O período de chuvas no Recife sempre flerta com o surgimento do boato clássico. Em 2011, porém, ele voltou a de fato assustar muita gente. Já na era da internet e das redes sociais, “Tapacurá estourou nos Trending Topics”, como escreveu, na época, a jornalista Teta Barbosa, 45, em seu antigo blog, o Batida Salve Todos. Para ela, inclusive, a reedição do boato teve uma pegada de brincadeira e bom humor afinal, o Recife pode ter o título de maior cidade boateira em linha reta, mas tem também o de cidade da resenha.
>>> O texto de Teta Barbosa na íntegra: Fica, vai ter boato!
“Faz parte da ‘gréa’, o recifense gosta da ‘gréa’! Acho que o primeiro foi um boato de verdade, causou pânico, mas o segundo foi uma grande tiração de onda. É verdade que há um trauma muito grande e toda vez que chove rola um pouco de ‘Cuidado! Vai ter maré alta…’ e naquele, em 2011, teve até uma história de Carpina que, meu Deus do céu, ninguém nem sabia que tinha uma barragem em Carpina”, lembra com bom humor.
“Foi justamente o que contei no texto. Eu morava em Aldeia e estava indo trabalhar. Meu pai, que tem um pânico da história porque viveu o primeiro boato e correu pra casa para buscar minha mãe, aquela confusão toda, me ligou. ‘Volte para casa pelo amor de Deus!’. Quando eu voltei, fiquei sem ter o que fazer em casa e fui olhar o Twitter. Na época não existiam memes, mas eram como se fossem memes. No Twitter tinham tantas frases engraçadas, que eu fui anotando e cito várias delas no texto. Eu tinha um blog de moda, mas eu sempre escrevi bastante e os meus textos estavam ficando cada vez maiores. Inclusive, os de moda. Este sobre Tapacurá fui eu em Aldeia, sozinha, sem ter o que fazer, lendo o Twitter e tomando vinho”, completou.

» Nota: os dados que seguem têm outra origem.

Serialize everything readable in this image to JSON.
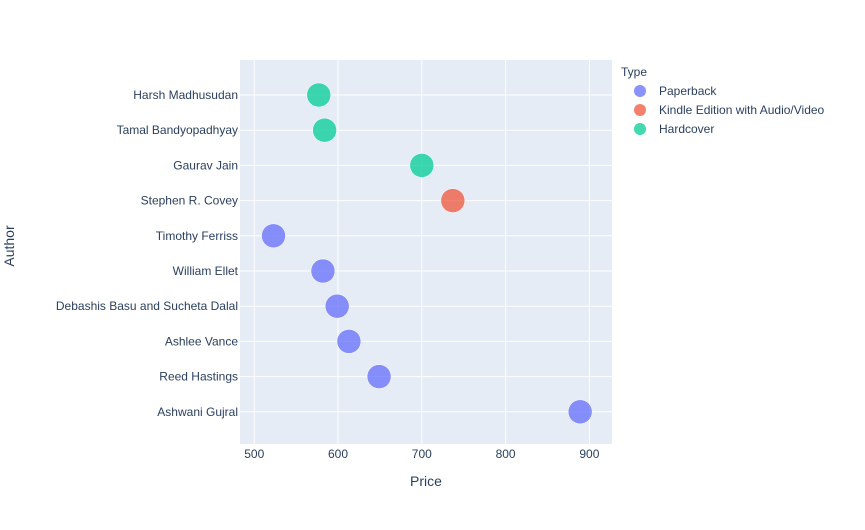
{
  "chart_data": {
    "type": "scatter",
    "title": "",
    "xlabel": "Price",
    "ylabel": "Author",
    "xlim": [
      483,
      927
    ],
    "xticks": [
      500,
      600,
      700,
      800,
      900
    ],
    "grid": true,
    "legend_position": "top-right",
    "legend_title": "Type",
    "categories": [
      "Harsh Madhusudan",
      "Tamal Bandyopadhyay",
      "Gaurav Jain",
      "Stephen R. Covey",
      "Timothy Ferriss",
      "William Ellet",
      "Debashis Basu and Sucheta Dalal",
      "Ashlee Vance",
      "Reed Hastings",
      "Ashwani Gujral"
    ],
    "series": [
      {
        "name": "Paperback",
        "color": "#636efa",
        "points": [
          {
            "author": "Timothy Ferriss",
            "price": 523
          },
          {
            "author": "William Ellet",
            "price": 582
          },
          {
            "author": "Debashis Basu and Sucheta Dalal",
            "price": 599
          },
          {
            "author": "Ashlee Vance",
            "price": 613
          },
          {
            "author": "Reed Hastings",
            "price": 649
          },
          {
            "author": "Ashwani Gujral",
            "price": 889
          }
        ]
      },
      {
        "name": "Kindle Edition with Audio/Video",
        "color": "#ef553b",
        "points": [
          {
            "author": "Stephen R. Covey",
            "price": 737
          }
        ]
      },
      {
        "name": "Hardcover",
        "color": "#00cc96",
        "points": [
          {
            "author": "Harsh Madhusudan",
            "price": 577
          },
          {
            "author": "Tamal Bandyopadhyay",
            "price": 584
          },
          {
            "author": "Gaurav Jain",
            "price": 700
          }
        ]
      }
    ]
  },
  "colors": {
    "plot_background": "#e5ecf6",
    "grid": "#ffffff",
    "text": "#2a3f5f"
  }
}
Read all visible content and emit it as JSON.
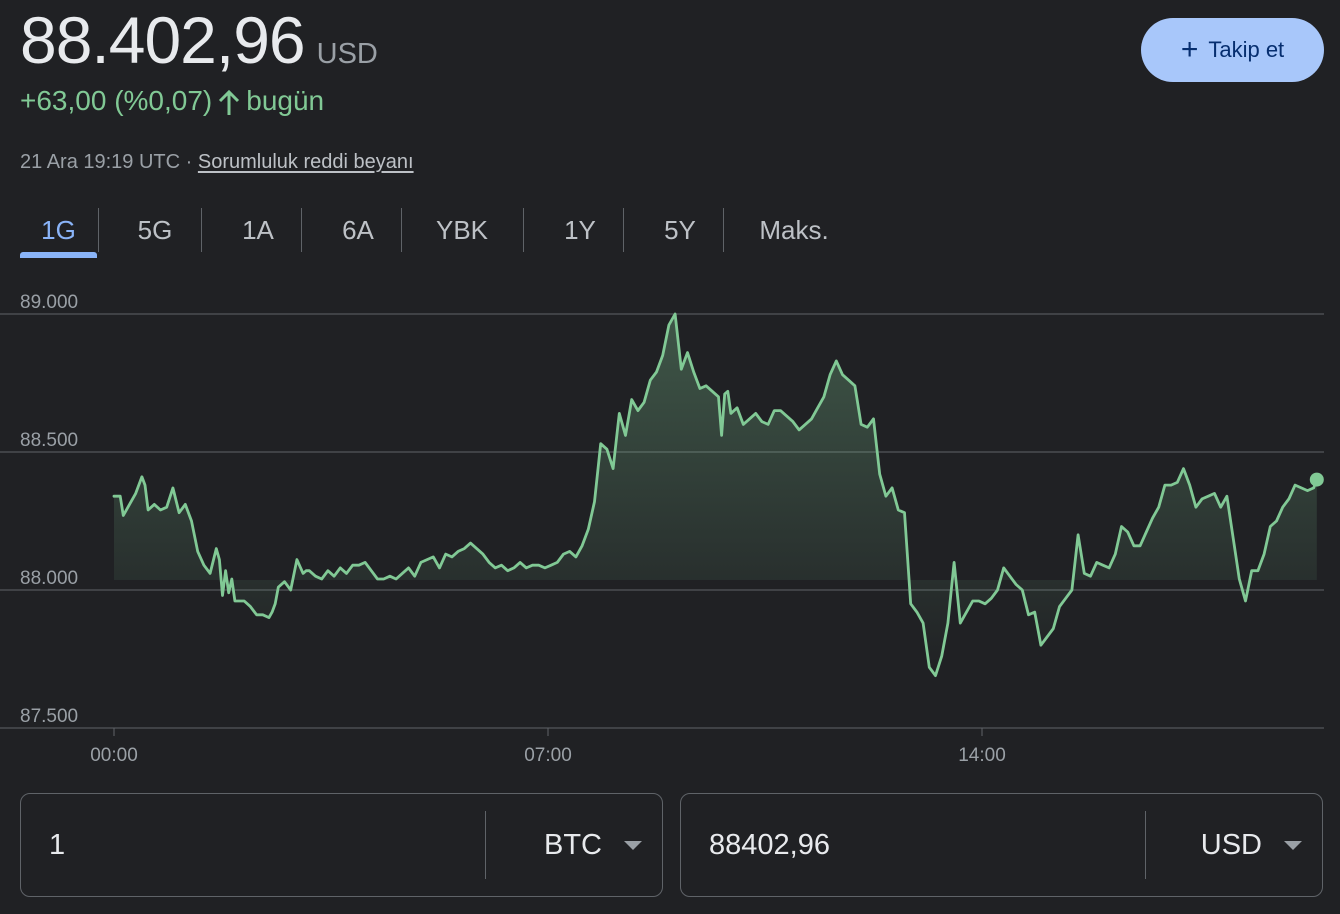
{
  "header": {
    "price": "88.402,96",
    "currency": "USD",
    "change": "+63,00 (%0,07)",
    "change_suffix": "bugün",
    "timestamp": "21 Ara 19:19 UTC",
    "separator": "·",
    "disclaimer_link": "Sorumluluk reddi beyanı",
    "follow_button": "Takip et",
    "accent_up": "#81c995",
    "follow_bg": "#a8c7fa"
  },
  "tabs": [
    {
      "label": "1G",
      "active": true
    },
    {
      "label": "5G",
      "active": false
    },
    {
      "label": "1A",
      "active": false
    },
    {
      "label": "6A",
      "active": false
    },
    {
      "label": "YBK",
      "active": false
    },
    {
      "label": "1Y",
      "active": false
    },
    {
      "label": "5Y",
      "active": false
    },
    {
      "label": "Maks.",
      "active": false
    }
  ],
  "chart_data": {
    "type": "area",
    "y_tick_labels": [
      "89.000",
      "88.500",
      "88.000",
      "87.500"
    ],
    "y_ticks": [
      89000,
      88500,
      88000,
      87500
    ],
    "ylim": [
      87500,
      89000
    ],
    "x_tick_labels": [
      "00:00",
      "07:00",
      "14:00"
    ],
    "x_ticks": [
      0,
      7,
      14
    ],
    "xlim": [
      0,
      19.4
    ],
    "grid": true,
    "line_color": "#81c995",
    "series": [
      {
        "x": [
          0,
          0.1,
          0.15,
          0.25,
          0.35,
          0.45,
          0.5,
          0.55,
          0.65,
          0.75,
          0.85,
          0.95,
          1.05,
          1.15,
          1.25,
          1.35,
          1.45,
          1.55,
          1.65,
          1.7,
          1.75,
          1.8,
          1.85,
          1.9,
          1.95,
          2.05,
          2.1,
          2.2,
          2.3,
          2.4,
          2.5,
          2.55,
          2.6,
          2.65,
          2.75,
          2.85,
          2.95,
          3.05,
          3.1,
          3.15,
          3.25,
          3.35,
          3.45,
          3.55,
          3.65,
          3.75,
          3.85,
          3.95,
          4.05,
          4.15,
          4.25,
          4.35,
          4.45,
          4.55,
          4.65,
          4.75,
          4.85,
          4.95,
          5.05,
          5.15,
          5.25,
          5.35,
          5.45,
          5.55,
          5.65,
          5.75,
          5.85,
          5.95,
          6.05,
          6.15,
          6.25,
          6.35,
          6.45,
          6.55,
          6.65,
          6.75,
          6.85,
          6.95,
          7.05,
          7.15,
          7.25,
          7.35,
          7.45,
          7.55,
          7.65,
          7.75,
          7.85,
          7.95,
          8.05,
          8.15,
          8.25,
          8.35,
          8.45,
          8.55,
          8.65,
          8.75,
          8.85,
          8.95,
          9.05,
          9.15,
          9.25,
          9.35,
          9.45,
          9.55,
          9.65,
          9.75,
          9.8,
          9.85,
          9.9,
          9.95,
          10.05,
          10.15,
          10.25,
          10.35,
          10.45,
          10.55,
          10.65,
          10.75,
          10.85,
          10.95,
          11.05,
          11.15,
          11.25,
          11.35,
          11.45,
          11.55,
          11.65,
          11.75,
          11.85,
          11.95,
          12.05,
          12.15,
          12.25,
          12.35,
          12.45,
          12.55,
          12.65,
          12.75,
          12.85,
          12.95,
          13.05,
          13.15,
          13.25,
          13.35,
          13.45,
          13.55,
          13.65,
          13.75,
          13.85,
          13.95,
          14.05,
          14.15,
          14.25,
          14.35,
          14.45,
          14.55,
          14.65,
          14.75,
          14.85,
          14.95,
          15.05,
          15.15,
          15.25,
          15.35,
          15.45,
          15.55,
          15.65,
          15.75,
          15.85,
          15.95,
          16.05,
          16.15,
          16.25,
          16.35,
          16.45,
          16.55,
          16.65,
          16.75,
          16.85,
          16.95,
          17.05,
          17.15,
          17.25,
          17.35,
          17.45,
          17.55,
          17.65,
          17.75,
          17.85,
          17.95,
          18.05,
          18.15,
          18.25,
          18.35,
          18.45,
          18.55,
          18.65,
          18.75,
          18.85,
          18.95,
          19.05,
          19.15,
          19.25,
          19.35,
          19.4
        ],
        "y": [
          88340,
          88340,
          88270,
          88310,
          88350,
          88410,
          88380,
          88290,
          88310,
          88290,
          88300,
          88370,
          88280,
          88310,
          88250,
          88140,
          88090,
          88060,
          88150,
          88110,
          87980,
          88070,
          87990,
          88040,
          87960,
          87960,
          87960,
          87940,
          87910,
          87910,
          87900,
          87920,
          87950,
          88010,
          88030,
          88000,
          88110,
          88060,
          88070,
          88070,
          88050,
          88040,
          88070,
          88050,
          88080,
          88060,
          88090,
          88090,
          88100,
          88070,
          88040,
          88040,
          88050,
          88040,
          88060,
          88080,
          88050,
          88100,
          88110,
          88120,
          88080,
          88130,
          88120,
          88140,
          88150,
          88170,
          88150,
          88130,
          88100,
          88080,
          88090,
          88070,
          88080,
          88100,
          88080,
          88090,
          88090,
          88080,
          88090,
          88100,
          88130,
          88140,
          88120,
          88160,
          88220,
          88320,
          88530,
          88510,
          88440,
          88640,
          88560,
          88690,
          88650,
          88680,
          88760,
          88790,
          88850,
          88960,
          89000,
          88800,
          88860,
          88790,
          88730,
          88740,
          88720,
          88700,
          88560,
          88710,
          88720,
          88640,
          88660,
          88600,
          88620,
          88640,
          88610,
          88600,
          88650,
          88650,
          88630,
          88610,
          88580,
          88600,
          88620,
          88660,
          88700,
          88780,
          88830,
          88780,
          88760,
          88740,
          88600,
          88590,
          88620,
          88420,
          88340,
          88370,
          88290,
          88280,
          87950,
          87920,
          87880,
          87720,
          87690,
          87760,
          87880,
          88100,
          87880,
          87920,
          87960,
          87960,
          87950,
          87970,
          88000,
          88080,
          88050,
          88020,
          88000,
          87910,
          87920,
          87800,
          87830,
          87860,
          87940,
          87970,
          88000,
          88200,
          88060,
          88050,
          88100,
          88090,
          88080,
          88130,
          88230,
          88210,
          88160,
          88160,
          88210,
          88260,
          88300,
          88380,
          88380,
          88390,
          88440,
          88380,
          88300,
          88330,
          88340,
          88350,
          88300,
          88340,
          88190,
          88040,
          87960,
          88070,
          88070,
          88130,
          88230,
          88250,
          88300,
          88330,
          88380,
          88370,
          88360,
          88370,
          88400
        ]
      }
    ]
  },
  "converter": {
    "left_amount": "1",
    "left_unit": "BTC",
    "right_amount": "88402,96",
    "right_unit": "USD"
  }
}
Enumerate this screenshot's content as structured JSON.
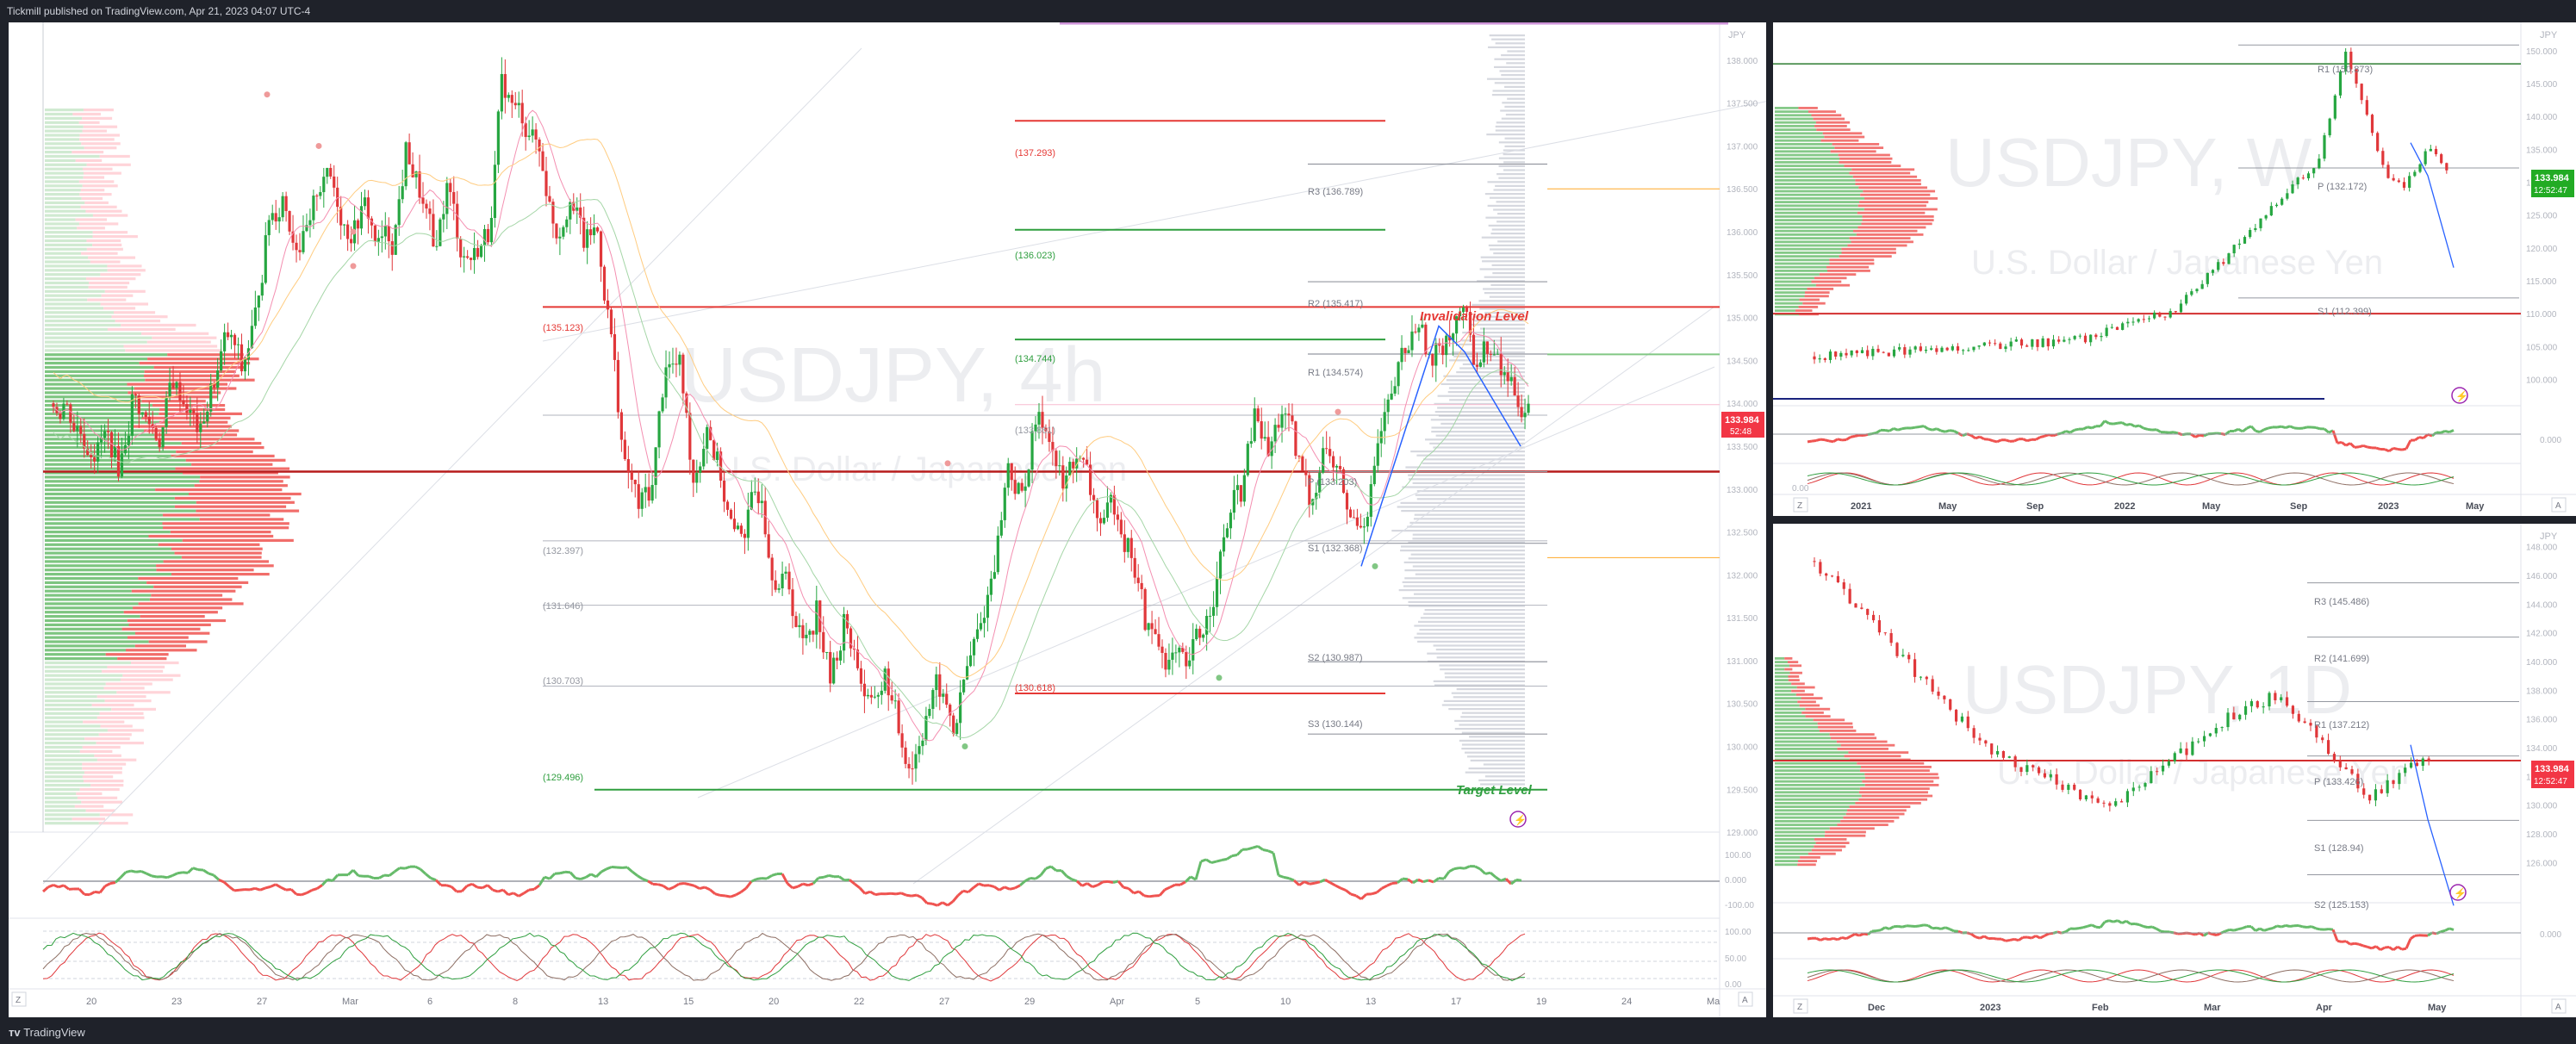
{
  "header": {
    "publisher_line": "Tickmill published on TradingView.com, Apr 21, 2023 04:07 UTC-4"
  },
  "footer": {
    "brand": "TradingView"
  },
  "colors": {
    "up": "#26a641",
    "down": "#e0373a",
    "level_red": "#e53935",
    "level_green": "#2e9e3e",
    "level_gray": "#9598a1",
    "price_tag_red": "#f23645",
    "price_tag_green": "#22ab24",
    "forecast_blue": "#2962ff",
    "signal_purple": "#9c27b0"
  },
  "chart_4h": {
    "watermark_symbol": "USDJPY, 4h",
    "watermark_name": "U.S. Dollar / Japanese Yen",
    "axis_unit": "JPY",
    "price_tag": "133.984",
    "price_tag_timer": "52:48",
    "annotation_invalidation": "Invalidation Level",
    "annotation_target": "Target Level",
    "level_labels": {
      "r_137": "(137.293)",
      "r_136": "(136.023)",
      "r_134": "(134.744)",
      "r_133": "(133.861)",
      "r_135": "(135.123)",
      "r_132": "(132.397)",
      "r_131": "(131.646)",
      "r_130": "(130.703)",
      "r_130b": "(130.618)",
      "r_129": "(129.496)",
      "p_r3": "R3 (136.789)",
      "p_r2": "R2 (135.417)",
      "p_r1": "R1 (134.574)",
      "p_p": "P (133.203)",
      "p_s1": "S1 (132.368)",
      "p_s2": "S2 (130.987)",
      "p_s3": "S3 (130.144)"
    },
    "x_ticks": [
      "20",
      "23",
      "27",
      "Mar",
      "6",
      "8",
      "13",
      "15",
      "20",
      "22",
      "27",
      "29",
      "Apr",
      "5",
      "10",
      "13",
      "17",
      "19",
      "24",
      "Ma"
    ],
    "osc_ticks": [
      "100.00",
      "0.000",
      "-100.00"
    ],
    "stoch_ticks": [
      "100.00",
      "50.00",
      "0.00"
    ]
  },
  "chart_weekly": {
    "watermark_symbol": "USDJPY, W",
    "watermark_name": "U.S. Dollar / Japanese Yen",
    "axis_unit": "JPY",
    "price_tag": "133.984",
    "price_tag_timer": "12:52:47",
    "level_labels": {
      "r1": "R1 (150.873)",
      "p": "P (132.172)",
      "s1": "S1 (112.399)"
    },
    "x_ticks": [
      "2021",
      "May",
      "Sep",
      "2022",
      "May",
      "Sep",
      "2023",
      "May"
    ],
    "osc_ticks": [
      "0.000"
    ],
    "stoch_ticks": [
      "100.00",
      "0.00"
    ]
  },
  "chart_daily": {
    "watermark_symbol": "USDJPY, 1D",
    "watermark_name": "U.S. Dollar / Japanese Yen",
    "axis_unit": "JPY",
    "price_tag": "133.984",
    "price_tag_timer": "12:52:47",
    "level_labels": {
      "r3": "R3 (145.486)",
      "r2": "R2 (141.699)",
      "r1": "R1 (137.212)",
      "p": "P (133.426)",
      "s1": "S1 (128.94)",
      "s2": "S2 (125.153)"
    },
    "x_ticks": [
      "Dec",
      "2023",
      "Feb",
      "Mar",
      "Apr",
      "May"
    ],
    "osc_ticks": [
      "0.000"
    ],
    "stoch_ticks": []
  },
  "chart_data": [
    {
      "type": "candlestick",
      "title": "USDJPY, 4h",
      "ylabel": "JPY",
      "ylim": [
        128.8,
        138.3
      ],
      "y_ticks": [
        129.0,
        129.5,
        130.0,
        130.5,
        131.0,
        131.5,
        132.0,
        132.5,
        133.0,
        133.5,
        134.0,
        134.5,
        135.0,
        135.5,
        136.0,
        136.5,
        137.0,
        137.5,
        138.0
      ],
      "levels": {
        "red": [
          137.293,
          135.123,
          130.618
        ],
        "green": [
          136.023,
          134.744,
          129.496
        ],
        "pivots": {
          "R3": 136.789,
          "R2": 135.417,
          "R1": 134.574,
          "P": 133.203,
          "S1": 132.368,
          "S2": 130.987,
          "S3": 130.144
        },
        "last_price": 133.984
      },
      "close_path": [
        134.0,
        133.7,
        133.5,
        133.6,
        133.3,
        134.0,
        133.8,
        133.6,
        134.3,
        134.0,
        133.6,
        134.3,
        134.8,
        134.4,
        135.0,
        136.2,
        136.4,
        135.9,
        136.0,
        136.7,
        136.4,
        136.0,
        136.3,
        135.8,
        135.9,
        136.9,
        136.5,
        135.8,
        136.5,
        135.8,
        135.7,
        136.0,
        137.7,
        137.4,
        137.2,
        136.8,
        136.0,
        136.5,
        135.9,
        136.0,
        134.8,
        133.2,
        132.8,
        133.0,
        134.5,
        134.4,
        133.1,
        133.8,
        133.2,
        132.4,
        132.6,
        133.0,
        132.0,
        131.9,
        131.2,
        131.6,
        130.8,
        131.4,
        131.0,
        130.4,
        130.8,
        130.2,
        129.8,
        130.4,
        130.7,
        130.2,
        130.9,
        131.4,
        132.2,
        133.3,
        132.9,
        133.8,
        133.7,
        133.0,
        133.4,
        133.0,
        132.5,
        132.8,
        132.3,
        131.5,
        131.2,
        131.0,
        130.8,
        131.3,
        131.8,
        132.6,
        133.0,
        133.8,
        133.4,
        133.9,
        133.4,
        132.9,
        133.5,
        133.2,
        132.6,
        132.7,
        133.5,
        134.0,
        134.6,
        135.0,
        134.4,
        134.8,
        135.1,
        134.6,
        134.7,
        134.4,
        134.2,
        134.0
      ]
    },
    {
      "type": "candlestick",
      "title": "USDJPY, W",
      "ylabel": "JPY",
      "ylim": [
        96,
        153
      ],
      "y_ticks": [
        100,
        105,
        110,
        115,
        120,
        125,
        130,
        135,
        140,
        145,
        150
      ],
      "levels": {
        "pivots": {
          "R1": 150.873,
          "P": 132.172,
          "S1": 112.399
        },
        "last_price": 133.984
      },
      "x_ticks": [
        "2021",
        "May",
        "Sep",
        "2022",
        "May",
        "Sep",
        "2023",
        "May"
      ]
    },
    {
      "type": "candlestick",
      "title": "USDJPY, 1D",
      "ylabel": "JPY",
      "ylim": [
        125,
        149
      ],
      "y_ticks": [
        126,
        128,
        130,
        132,
        134,
        136,
        138,
        140,
        142,
        144,
        146,
        148
      ],
      "levels": {
        "pivots": {
          "R3": 145.486,
          "R2": 141.699,
          "R1": 137.212,
          "P": 133.426,
          "S1": 128.94,
          "S2": 125.153
        },
        "last_price": 133.984
      },
      "x_ticks": [
        "Dec",
        "2023",
        "Feb",
        "Mar",
        "Apr",
        "May"
      ]
    }
  ]
}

O encontro de 1975 com 2011 e o perigo que as fake news representam
Homero Fonseca e Teta Barbosa, jornalistas que escreveram sobre um dos boatos mais famosos do Recife, concordam que fake news são muito perigosas. Destacam o paradoxo da má informação em tempos de informação excessiva e até como o fenômeno influenciou a última eleição para presidente do Brasil.
“Acontece uma grande falta de informação no meio de tanta informação. As pessoas, de uma maneira geral, desde o caso de Tapacurá até hoje, não se aprofundam do assunto. Não perguntam: o que foi que aconteceu? Quando? Aonde? Essa informação veio de onde? Apesar de estarem ‘lendo mais’, porque estão lendo coisas de Twitter, Facebook e Instagram, as pessoas leem a foto e já deduzem toda a história pelas fotos. Cai no boato, menina!”, afirma Teta.
Inclusive, cair em boato não é um “privilégio” do Recife. “Não é só o recifense, não. Isso faz parte da coletividade humana. Nós estamos vivendo momentos políticos complicados no mundo e tem gente que acredita nas fakes news não só no Recife, mas no Brasil inteiro e isso teve influência em uma eleição presidencial. Essa tendência das pessoas de acreditarem em conspirações e coisas alarmantes é muito grande. Quando é favorecida, há um fato novo, a fake news é produzida em massa, tem a intenção de confundir, de mistificar as pessoa, é uma arma poderosa e perigosíssima, como aconteceu nas últimas eleições presidenciais. Ou seja, se aproveita da situação dessas pessoas em situação de crise, de desalento, de medo”, reforça Homero.